Red eyes (or red eye) is a condition where the white of the eye (the sclera) has become reddened or ‘bloodshot.’
The appearance of red eye can vary widely. It can look like there are several squiggly pink or red lines on the sclera or the entire sclera may appear diffusely pink or red.
While some of these problems are benign, others are serious and require emergency medical attention. The redness of your eye may be a cause for concern. However, most serious eye problems happen when you have redness along with pain or changes in your vision
Pink eye or conjunctivitis
This is a condition where the transparent outer layer of the eye (known as the conjunctiva) becomes inflamed or infected, causing the eyes to appear reddish or pink. In relatively rare cases involving babies, it may be the result of problems with the tear ducts.
It is contagious and is usually accompanied by symptoms like itchiness, discharge, and tearing. However, the Mayo Clinic notes that the condition rarely has any effect on your vision
Overuse of eye drops
If you take eye drops to treat any minor or major eye health issue, ensure they are used properly. Of course, this not only refers to technique but also the frequency of use.
Many over-the-counter eye drops contain imidazoline, which works by constricting blood vessels in the eye. But if used excessively, they can cause damage to the vessels, leading to redness.
Damaged contact lens
If you experience redness and happen to wear contact lenses, there is a chance that they may be damaged or fitting too tightly, according to the American Academy of Ophthalmology. Those who wear lenses are also at high risk of developing corneal ulcers.
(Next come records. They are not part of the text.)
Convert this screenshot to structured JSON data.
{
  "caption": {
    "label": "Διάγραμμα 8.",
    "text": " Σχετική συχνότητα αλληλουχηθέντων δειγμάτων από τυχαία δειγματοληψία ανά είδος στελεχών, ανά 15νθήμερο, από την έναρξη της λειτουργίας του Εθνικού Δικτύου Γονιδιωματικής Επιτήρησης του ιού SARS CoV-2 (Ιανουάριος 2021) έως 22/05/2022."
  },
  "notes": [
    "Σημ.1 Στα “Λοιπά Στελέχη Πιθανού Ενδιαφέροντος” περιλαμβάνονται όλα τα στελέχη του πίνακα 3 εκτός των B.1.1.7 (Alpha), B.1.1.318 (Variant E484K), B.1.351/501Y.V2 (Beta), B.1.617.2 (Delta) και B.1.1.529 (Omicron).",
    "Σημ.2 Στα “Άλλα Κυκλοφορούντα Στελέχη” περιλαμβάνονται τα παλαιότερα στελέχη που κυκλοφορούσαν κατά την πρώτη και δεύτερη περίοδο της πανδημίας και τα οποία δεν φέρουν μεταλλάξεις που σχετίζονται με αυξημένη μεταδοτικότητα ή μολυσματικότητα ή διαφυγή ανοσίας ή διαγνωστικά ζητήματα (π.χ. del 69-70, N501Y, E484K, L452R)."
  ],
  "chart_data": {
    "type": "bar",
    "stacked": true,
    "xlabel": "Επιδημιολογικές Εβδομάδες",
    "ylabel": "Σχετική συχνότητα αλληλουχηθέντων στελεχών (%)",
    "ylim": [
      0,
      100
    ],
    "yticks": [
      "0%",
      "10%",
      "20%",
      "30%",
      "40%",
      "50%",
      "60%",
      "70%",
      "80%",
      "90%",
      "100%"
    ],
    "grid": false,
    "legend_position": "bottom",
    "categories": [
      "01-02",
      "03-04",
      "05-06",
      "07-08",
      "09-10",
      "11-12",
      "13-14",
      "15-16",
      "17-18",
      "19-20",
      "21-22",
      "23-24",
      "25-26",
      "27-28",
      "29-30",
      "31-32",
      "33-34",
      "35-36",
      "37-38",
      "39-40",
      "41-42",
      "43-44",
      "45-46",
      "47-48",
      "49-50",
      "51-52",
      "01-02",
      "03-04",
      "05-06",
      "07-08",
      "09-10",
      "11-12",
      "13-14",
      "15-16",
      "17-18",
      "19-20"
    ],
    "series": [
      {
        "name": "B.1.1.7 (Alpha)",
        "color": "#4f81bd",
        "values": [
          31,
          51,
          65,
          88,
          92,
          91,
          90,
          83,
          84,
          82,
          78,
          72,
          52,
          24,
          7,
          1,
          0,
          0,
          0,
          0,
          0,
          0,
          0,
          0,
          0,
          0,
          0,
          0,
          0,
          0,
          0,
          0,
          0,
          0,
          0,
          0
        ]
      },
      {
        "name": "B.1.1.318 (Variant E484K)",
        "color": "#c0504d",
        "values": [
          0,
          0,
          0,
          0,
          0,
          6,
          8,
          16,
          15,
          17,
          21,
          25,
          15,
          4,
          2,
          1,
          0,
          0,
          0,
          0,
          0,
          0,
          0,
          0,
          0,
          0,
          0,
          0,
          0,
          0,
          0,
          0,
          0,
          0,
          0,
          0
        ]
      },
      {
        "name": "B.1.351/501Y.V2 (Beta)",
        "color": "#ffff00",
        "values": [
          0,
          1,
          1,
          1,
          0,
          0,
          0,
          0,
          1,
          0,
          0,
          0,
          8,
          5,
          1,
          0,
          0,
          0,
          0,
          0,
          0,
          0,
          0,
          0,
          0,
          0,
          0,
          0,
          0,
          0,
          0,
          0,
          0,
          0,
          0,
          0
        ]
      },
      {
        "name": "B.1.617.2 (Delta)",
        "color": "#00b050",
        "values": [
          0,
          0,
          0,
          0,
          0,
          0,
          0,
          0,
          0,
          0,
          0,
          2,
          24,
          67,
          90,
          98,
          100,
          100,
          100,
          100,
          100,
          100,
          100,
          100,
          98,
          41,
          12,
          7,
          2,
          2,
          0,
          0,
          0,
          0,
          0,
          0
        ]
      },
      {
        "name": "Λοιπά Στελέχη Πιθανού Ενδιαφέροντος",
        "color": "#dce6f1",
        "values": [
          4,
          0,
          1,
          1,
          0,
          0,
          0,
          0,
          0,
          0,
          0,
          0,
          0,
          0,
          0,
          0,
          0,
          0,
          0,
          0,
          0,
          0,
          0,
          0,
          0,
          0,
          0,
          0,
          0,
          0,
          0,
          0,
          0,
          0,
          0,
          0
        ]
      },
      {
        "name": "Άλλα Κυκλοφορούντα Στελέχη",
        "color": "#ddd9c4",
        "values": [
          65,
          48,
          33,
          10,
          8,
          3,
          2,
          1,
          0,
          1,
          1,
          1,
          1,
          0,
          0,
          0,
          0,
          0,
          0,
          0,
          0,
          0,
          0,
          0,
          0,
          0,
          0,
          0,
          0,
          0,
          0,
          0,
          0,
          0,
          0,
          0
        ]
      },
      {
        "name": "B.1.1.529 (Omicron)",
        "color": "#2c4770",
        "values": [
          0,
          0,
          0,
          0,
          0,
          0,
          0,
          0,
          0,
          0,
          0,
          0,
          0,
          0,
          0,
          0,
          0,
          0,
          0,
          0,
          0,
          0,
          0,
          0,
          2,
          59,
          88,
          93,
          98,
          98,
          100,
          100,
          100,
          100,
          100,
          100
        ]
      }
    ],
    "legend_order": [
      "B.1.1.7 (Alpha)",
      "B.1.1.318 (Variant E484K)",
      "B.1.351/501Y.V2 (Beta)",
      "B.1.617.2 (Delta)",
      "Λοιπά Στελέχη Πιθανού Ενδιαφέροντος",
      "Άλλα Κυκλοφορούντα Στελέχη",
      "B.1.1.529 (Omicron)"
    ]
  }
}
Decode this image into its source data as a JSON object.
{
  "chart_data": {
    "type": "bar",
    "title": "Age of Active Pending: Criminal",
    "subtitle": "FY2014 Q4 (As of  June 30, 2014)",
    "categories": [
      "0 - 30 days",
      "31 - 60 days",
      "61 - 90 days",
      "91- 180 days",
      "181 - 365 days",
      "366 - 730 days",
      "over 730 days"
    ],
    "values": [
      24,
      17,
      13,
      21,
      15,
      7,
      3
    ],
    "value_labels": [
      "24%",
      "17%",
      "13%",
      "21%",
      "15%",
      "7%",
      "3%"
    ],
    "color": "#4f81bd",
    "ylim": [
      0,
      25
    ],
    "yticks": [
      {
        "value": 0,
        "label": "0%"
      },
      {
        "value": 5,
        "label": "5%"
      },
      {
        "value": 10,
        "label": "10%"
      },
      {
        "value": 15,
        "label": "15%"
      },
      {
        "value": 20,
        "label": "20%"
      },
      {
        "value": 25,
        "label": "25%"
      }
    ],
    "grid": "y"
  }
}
Make sure you follow care guidelines and avoid common mistakes when handling your lenses. For example, your eye redness could be the result of mixing fresh and used solution, increasing the risk of bacteria exposure even though you have ‘cleaned’ your lenses.
It is worth taking note of your exposure to cigarette smoke, dry air, dust particles, and other environmental causes of bloodshot eyes. For some people, it may even be a case of too much sunlight without adequate protection from ultraviolet radiation.
In addition, if you go swimming, your eyes could turn red as a sensitive reaction to the chlorine as well as urine in the pool. Experts also point out children may develop red, irritated eyes when exposed to volatile organic compounds, which may be found in products like cleaners, solvents, paints etc.
Too much screen time
If you have been spending too much time staring at screens, you may be experiencing digital eyestrain. As told by Dallas-based optometrist Janelle Routhier, symptoms may include headaches, red eyes, blurred vision, and trouble focusing on one thing.
Blinking is what helps us spread moisture across the eye, but when staring at screens, there can have a tendency to not blink enough. So make sure to take breaks and look away from your screen and focus on something at a distance.